Mom touched my elbow gently and tipped her head toward some chairs near the back on the right. I headed toward them, but Iris’s voice stopped me. “You’ll sit by me, Helen.” She stood at the front row.

I froze. I looked over at my mom—but she only tightened her lips. I swallowed and plodded over. My heels clicked dully on the parquet flooring, and I felt everyone’s eyes tracking me. Iris took a seat. I sank down next to her, picking up the program that had been left on it. From my chair, I had a perfect view of the casket. And the body.

Leopold Vaughan, my grandfather.

Your grandfather is a man with high expectations, and he doesn’t tolerate people who don’t live up to them, Mom had once told me on a rare occasion when she let slip something about her family. Even now he seemed to scowl, his cheekbones jutting out from a face made gaunt by age.

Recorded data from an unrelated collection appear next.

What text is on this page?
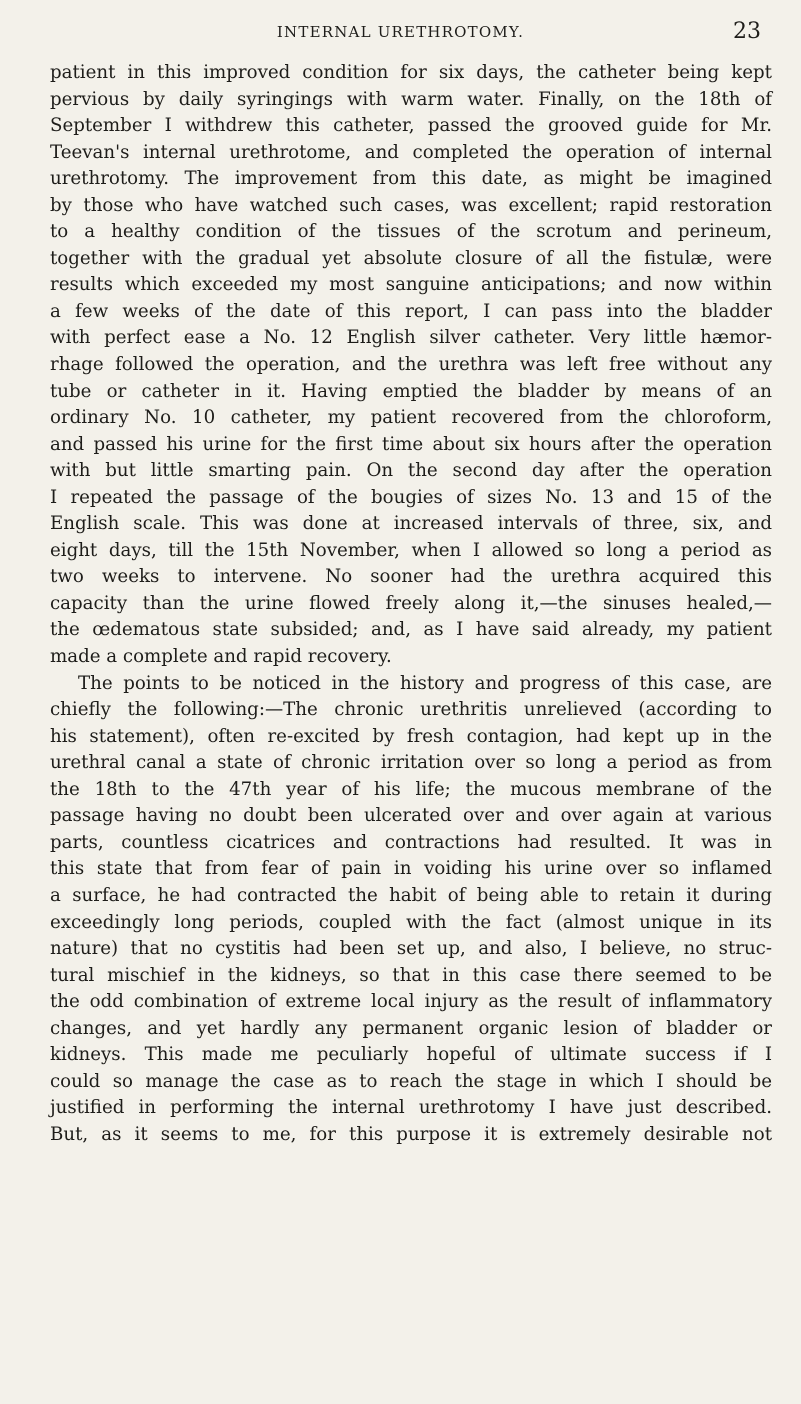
INTERNAL URETHROTOMY.	23
patient in this improved condition for six days, the catheter being kept
pervious by daily syringings with warm water. Finally, on the 18th of
September I withdrew this catheter, passed the grooved guide for Mr.
Teevan's internal urethrotome, and completed the operation of internal
urethrotomy. The improvement from this date, as might be imagined
by those who have watched such cases, was excellent; rapid restoration
to a healthy condition of the tissues of the scrotum and perineum,
together with the gradual yet absolute closure of all the fistulæ, were
results which exceeded my most sanguine anticipations; and now within
a few weeks of the date of this report, I can pass into the bladder
with perfect ease a No. 12 English silver catheter. Very little hæmor-
rhage followed the operation, and the urethra was left free without any
tube or catheter in it. Having emptied the bladder by means of an
ordinary No. 10 catheter, my patient recovered from the chloroform,
and passed his urine for the first time about six hours after the operation
with but little smarting pain. On the second day after the operation
I repeated the passage of the bougies of sizes No. 13 and 15 of the
English scale. This was done at increased intervals of three, six, and
eight days, till the 15th November, when I allowed so long a period as
two weeks to intervene. No sooner had the urethra acquired this
capacity than the urine flowed freely along it,—the sinuses healed,—
the œdematous state subsided; and, as I have said already, my patient
made a complete and rapid recovery.
The points to be noticed in the history and progress of this case, are
chiefly the following:—The chronic urethritis unrelieved (according to
his statement), often re-excited by fresh contagion, had kept up in the
urethral canal a state of chronic irritation over so long a period as from
the 18th to the 47th year of his life; the mucous membrane of the
passage having no doubt been ulcerated over and over again at various
parts, countless cicatrices and contractions had resulted. It was in
this state that from fear of pain in voiding his urine over so inflamed
a surface, he had contracted the habit of being able to retain it during
exceedingly long periods, coupled with the fact (almost unique in its
nature) that no cystitis had been set up, and also, I believe, no struc-
tural mischief in the kidneys, so that in this case there seemed to be
the odd combination of extreme local injury as the result of inflammatory
changes, and yet hardly any permanent organic lesion of bladder or
kidneys. This made me peculiarly hopeful of ultimate success if I
could so manage the case as to reach the stage in which I should be
justified in performing the internal urethrotomy I have just described.
But, as it seems to me, for this purpose it is extremely desirable not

I looked away quickly, dropping my eyes to the floor. I didn’t want to see something I shouldn’t—or rather, that I shouldn’t be able to.

Eli walked up to stand in front of the casket. He was probably in his seventies—a strangely colorless man, with thin hair and papery skin that made him seem like a pale copy of a person. He cleared his throat. I glanced at the program.

The Recitation of the Mastersit said. The what now?

“Today we mark the passing of my brother, Leopold AnthonyVaughan, the sixth Master of Harrow,” he said. His voice had all the warmth and character of wet concrete. “He was born in the winter of 1953. He was guardian of Harrowstone Hall for twenty-one years and sacrificed so that it might stand and so that his family might flourish. His father was Lawrence Eustace Vaughan, fifth Master of Harrow, born in August of 1931. He was guardian of Harrowstone Hall for thirty-three years...”

Were they going to list everyone who’d ever owned this place? Old dead men who didn’t mean anything to me. I tuned out the droning voice, my eyes fixed on the casket so that I wouldn’t look at the body—but my eyes strayed, and I couldn’t help but see.